Location
- Green Lane Wixams Bedfordshire, MK42 6BA England 52°05′14″N 0°28′07″W﻿ / ﻿52.0873°N 0.4687°W

Information
- Type: Free school
- Established: 2017
- Local authority: Bedford Borough Council
- Trust: Knowledge Schools Trust
- Department for Education URN: 144595 Tables
- Ofsted: Reports
- Principal: Nathaniel Wilson
- Gender: Co-educational
- Age: 11 to 18
- Enrollment: 933
- Website: www.wixamsacademy.co.uk

= Wixams Academy =

Wixams Academy is a co-educational secondary school and sixth form located in Wixams in the English county of Bedfordshire.

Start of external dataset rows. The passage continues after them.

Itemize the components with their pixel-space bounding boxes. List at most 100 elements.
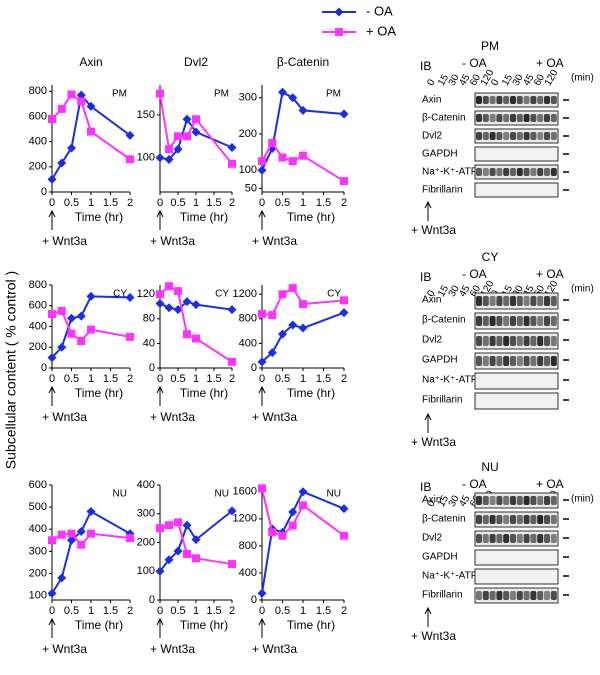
time-label: 0: [425, 288, 438, 299]
blot-band: [544, 515, 550, 524]
x-tick-label: 1: [193, 197, 199, 209]
time-label: 15: [436, 283, 451, 299]
x-tick-label: 1.5: [103, 605, 118, 617]
y-tick-label: 0: [149, 362, 155, 374]
annotation: + Wnt3a: [42, 642, 87, 656]
x-tick-label: 1.5: [206, 605, 221, 617]
square-marker: [268, 528, 277, 537]
blot-band: [489, 591, 496, 600]
y-tick-label: 1200: [233, 513, 257, 525]
square-marker: [340, 177, 348, 186]
square-marker: [228, 357, 236, 366]
y-tick-label: 40: [143, 337, 155, 349]
blot-band: [523, 168, 530, 176]
x-tick-label: 0: [49, 605, 55, 617]
square-marker: [57, 306, 66, 315]
y-tick-label: 800: [29, 279, 47, 291]
y-tick-label: 400: [29, 523, 47, 535]
square-marker: [192, 115, 200, 124]
diamond-marker: [257, 588, 267, 598]
x-axis-title: Time (hr): [180, 618, 228, 632]
square-marker: [165, 282, 173, 291]
blot-frame: [474, 587, 559, 604]
blot-band: [482, 591, 489, 600]
y-tick-label: 0: [41, 186, 47, 198]
arrow: [258, 385, 266, 406]
y-tick-label: 400: [29, 320, 47, 332]
x-tick-label: 0: [49, 197, 55, 209]
y-tick-label: 800: [29, 85, 47, 97]
y-tick-label: 600: [29, 110, 47, 122]
blot-band: [537, 168, 544, 176]
diamond-marker: [76, 311, 86, 321]
x-tick-label: 0.5: [170, 605, 185, 617]
blot-row-label: Dvl2: [422, 533, 442, 544]
blot-band: [503, 96, 510, 104]
diamond-marker: [57, 158, 67, 168]
diamond-marker: [298, 105, 308, 115]
arrow: [156, 385, 164, 406]
blot-frame: [474, 511, 559, 528]
time-label: 120: [543, 67, 561, 87]
x-tick-label: 2: [229, 197, 235, 209]
annotation: + Wnt3a: [150, 234, 195, 248]
blot-band: [537, 132, 544, 140]
blot-band: [523, 316, 530, 326]
y-tick-label: 100: [137, 565, 155, 577]
x-tick-label: 0: [157, 373, 163, 385]
y-tick-label: 400: [137, 479, 155, 491]
blot-frame: [474, 372, 559, 390]
x-tick-label: 0: [259, 197, 265, 209]
square-marker: [77, 97, 86, 106]
x-tick-label: 1.5: [103, 373, 118, 385]
diamond-marker: [191, 535, 201, 545]
blot-row-label: GAPDH: [422, 149, 458, 160]
blot-frame: [474, 530, 559, 547]
diamond-marker: [86, 507, 96, 517]
x-tick-label: 2: [229, 605, 235, 617]
square-marker: [335, 28, 343, 36]
blot-band: [489, 132, 496, 140]
blot-band: [482, 496, 489, 505]
blot-band: [482, 296, 489, 306]
x-axis-title: Time (hr): [75, 210, 123, 224]
chart-title: Dvl2: [184, 55, 208, 69]
legend-label: - OA: [366, 3, 393, 18]
blot-band: [503, 114, 510, 122]
x-tick-label: 0: [259, 373, 265, 385]
blot-ib: IB: [420, 480, 431, 494]
blot-band: [523, 496, 530, 505]
square-marker: [87, 529, 95, 538]
square-marker: [126, 332, 134, 341]
blot-band: [482, 132, 489, 140]
square-marker: [156, 290, 164, 299]
annotation: + Wnt3a: [252, 410, 297, 424]
blot-band: [523, 132, 530, 140]
blot-ib: IB: [420, 270, 431, 284]
condition-label: + OA: [536, 56, 564, 70]
time-label: 45: [457, 493, 472, 509]
x-tick-label: 1: [193, 605, 199, 617]
chart-title: Axin: [79, 55, 102, 69]
diamond-marker: [164, 154, 174, 164]
arrow: [258, 617, 266, 638]
blot-band: [489, 515, 496, 524]
blot-row-label: Na⁺-K⁺-ATPase: [422, 167, 494, 178]
blot-band: [523, 96, 530, 104]
time-label: 30: [447, 72, 462, 88]
square-marker: [340, 296, 348, 305]
square-marker: [48, 310, 56, 319]
square-marker: [77, 540, 86, 549]
blot-band: [523, 515, 530, 524]
diamond-marker: [288, 507, 298, 517]
series-line: [261, 90, 345, 171]
square-marker: [87, 127, 95, 136]
blot-band: [516, 591, 523, 600]
diamond-marker: [339, 308, 349, 318]
blot-band: [489, 296, 496, 306]
blot-frame: [474, 392, 559, 410]
x-tick-label: 2: [229, 373, 235, 385]
blot-band: [516, 515, 523, 524]
y-tick-label: 1200: [233, 288, 257, 300]
x-tick-label: 1.5: [316, 605, 331, 617]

The school was constructed by Willmott Dixon and opened in 2017. It was opened by Bedford College Academies Trust which has subsequently merged with Knowledge Schools Trust in March 2024. It serves the new town development of Wixams as well as Wilstead and other nearby villages.

Wixams Academy offers GCSEs and BTECs as programmes of study for pupils. The school was due to launch a sixth form in 2022, however in April 2019 it was announced that the school was no longer planning to offer this provision. However the school then confirmed a sixth form would open as originally planned in September 2022.